Au début de l’année 2024, une étude approfondie menée par le gouvernement congolais a révélé des difficultés croissantes pour une majorité de la population à accéder à un panier alimentaire de base, incluant le maïs, la farine de manioc, l’huile, le sel, et les haricots. Calculé pour une famille de cinq personnes, ce panier est désormais un indicateur clé de la précarité alimentaire dans le pays.
Lors d’un briefing du 12 août, le vice-premier ministre et ministre de l’Économie nationale, Daniel Mukoko Samba, a annoncé que 70 % des foyers congolais éprouvent des difficultés à acheter ces produits essentiels. Ce chiffre alarmant met en lumière une situation critique qui pousse le gouvernement à agir.

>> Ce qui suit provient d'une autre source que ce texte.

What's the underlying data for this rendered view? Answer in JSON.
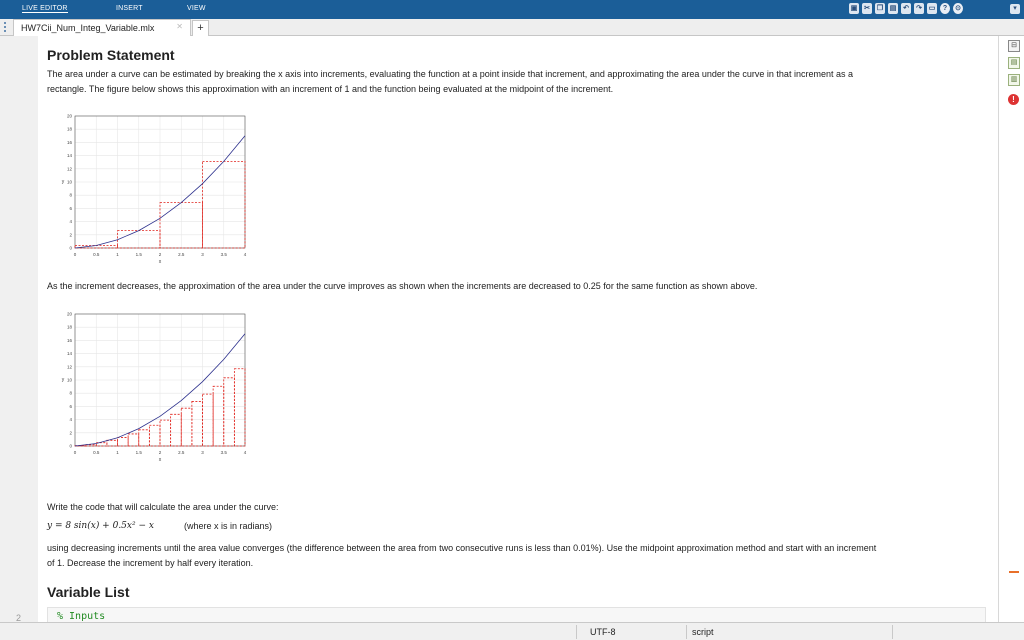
{
  "ribbon": {
    "tabs": [
      "LIVE EDITOR",
      "INSERT",
      "VIEW"
    ],
    "quick_access_icons": [
      "save-icon",
      "cut-icon",
      "copy-icon",
      "paste-icon",
      "undo-icon",
      "redo-icon",
      "switch-windows-icon",
      "help-icon",
      "minimize-ribbon-icon",
      "expand-icon"
    ]
  },
  "editor": {
    "file_tab": "HW7Cii_Num_Integ_Variable.mlx",
    "close_symbol": "✕",
    "new_tab_symbol": "+",
    "line_number": "2"
  },
  "content": {
    "problem_heading": "Problem Statement",
    "intro_line1": "The area under a curve can be estimated by breaking the x axis into increments, evaluating the function at a point inside that increment, and approximating the area under the curve in that increment as a",
    "intro_line2": "rectangle. The figure below shows this approximation with an increment of 1 and the function being evaluated at the midpoint of the increment.",
    "middle_text": "As the increment decreases, the approximation of the area under the curve improves as shown when the increments are decreased to 0.25 for the same function as shown above.",
    "task_text": "Write the code that will calculate the area under the curve:",
    "equation": "y = 8 sin(x) + 0.5x² − x",
    "equation_note": "(where x is in radians)",
    "converge_line1": "using decreasing increments until the area value converges (the difference between the area from two consecutive runs is less than 0.01%). Use the midpoint approximation method and start with an increment",
    "converge_line2": "of 1. Decrease the increment by half every iteration.",
    "variable_heading": "Variable List",
    "code_line": "% Inputs"
  },
  "status": {
    "encoding": "UTF-8",
    "file_type": "script"
  },
  "colors": {
    "ribbon_bg": "#1b5e98",
    "rect_line": "#e0211a",
    "curve_line": "#2b2f8c"
  },
  "chart_data": [
    {
      "type": "line",
      "title": "",
      "xlabel": "x",
      "ylabel": "y",
      "xlim": [
        0,
        4
      ],
      "ylim": [
        0,
        20
      ],
      "xticks": [
        "0",
        "0.5",
        "1",
        "1.5",
        "2",
        "2.5",
        "3",
        "3.5",
        "4"
      ],
      "yticks": [
        "0",
        "2",
        "4",
        "6",
        "8",
        "10",
        "12",
        "14",
        "16",
        "18",
        "20"
      ],
      "grid": true,
      "function": "x^2 + x/4",
      "increment": 1,
      "series": [
        {
          "type": "line",
          "x": [
            0,
            0.5,
            1,
            1.5,
            2,
            2.5,
            3,
            3.5,
            4
          ],
          "y": [
            0,
            0.38,
            1.25,
            2.63,
            4.5,
            6.88,
            9.75,
            13.13,
            17
          ]
        },
        {
          "type": "step-rectangles",
          "x_left": [
            0,
            1,
            2,
            3
          ],
          "heights": [
            0.38,
            2.63,
            6.88,
            13.13
          ]
        }
      ]
    },
    {
      "type": "line",
      "title": "",
      "xlabel": "x",
      "ylabel": "y",
      "xlim": [
        0,
        4
      ],
      "ylim": [
        0,
        20
      ],
      "xticks": [
        "0",
        "0.5",
        "1",
        "1.5",
        "2",
        "2.5",
        "3",
        "3.5",
        "4"
      ],
      "yticks": [
        "0",
        "2",
        "4",
        "6",
        "8",
        "10",
        "12",
        "14",
        "16",
        "18",
        "20"
      ],
      "grid": true,
      "function": "x^2 + x/4",
      "increment": 0.25,
      "series": [
        {
          "type": "line",
          "x": [
            0,
            0.5,
            1,
            1.5,
            2,
            2.5,
            3,
            3.5,
            4
          ],
          "y": [
            0,
            0.38,
            1.25,
            2.63,
            4.5,
            6.88,
            9.75,
            13.13,
            17
          ]
        },
        {
          "type": "step-rectangles",
          "x_left": [
            0,
            0.25,
            0.5,
            0.75,
            1,
            1.25,
            1.5,
            1.75,
            2,
            2.25,
            2.5,
            2.75,
            3,
            3.25,
            3.5,
            3.75
          ],
          "heights": [
            0.05,
            0.2,
            0.5,
            0.86,
            1.3,
            1.83,
            2.45,
            3.14,
            3.92,
            4.8,
            5.73,
            6.75,
            7.86,
            9.05,
            10.33,
            11.7
          ]
        }
      ]
    }
  ]
}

Réduction des charges d’importation : une réponse directe à la crise alimentaire
Pour contrer cette crise, le gouvernement a décidé de réduire les charges sur les importations afin de faire baisser le coût des produits alimentaires de base. Cette mesure vise particulièrement le maïs, dont le prix avait atteint 100 000 francs pour un sac de 25 kilos en 2023. « Nous devons éviter que les prix ne flambent comme l’année précédente, » a souligné Daniel Mukoko. En réduisant les coûts liés aux importations, le gouvernement espère stabiliser les prix et alléger le fardeau pesant sur les ménages.
Stratégie agricole renforcée pour une autosuffisance alimentaire
En parallèle des mesures immédiates, une campagne agricole ambitieuse sera lancée dans les prochains mois. Le gouvernement a déjà alloué des fonds pour cette initiative, qui cible des produits clés tels que le manioc, le maïs, le soja, les haricots et le riz. Cette campagne vise à améliorer la production locale et réduire la dépendance aux importations.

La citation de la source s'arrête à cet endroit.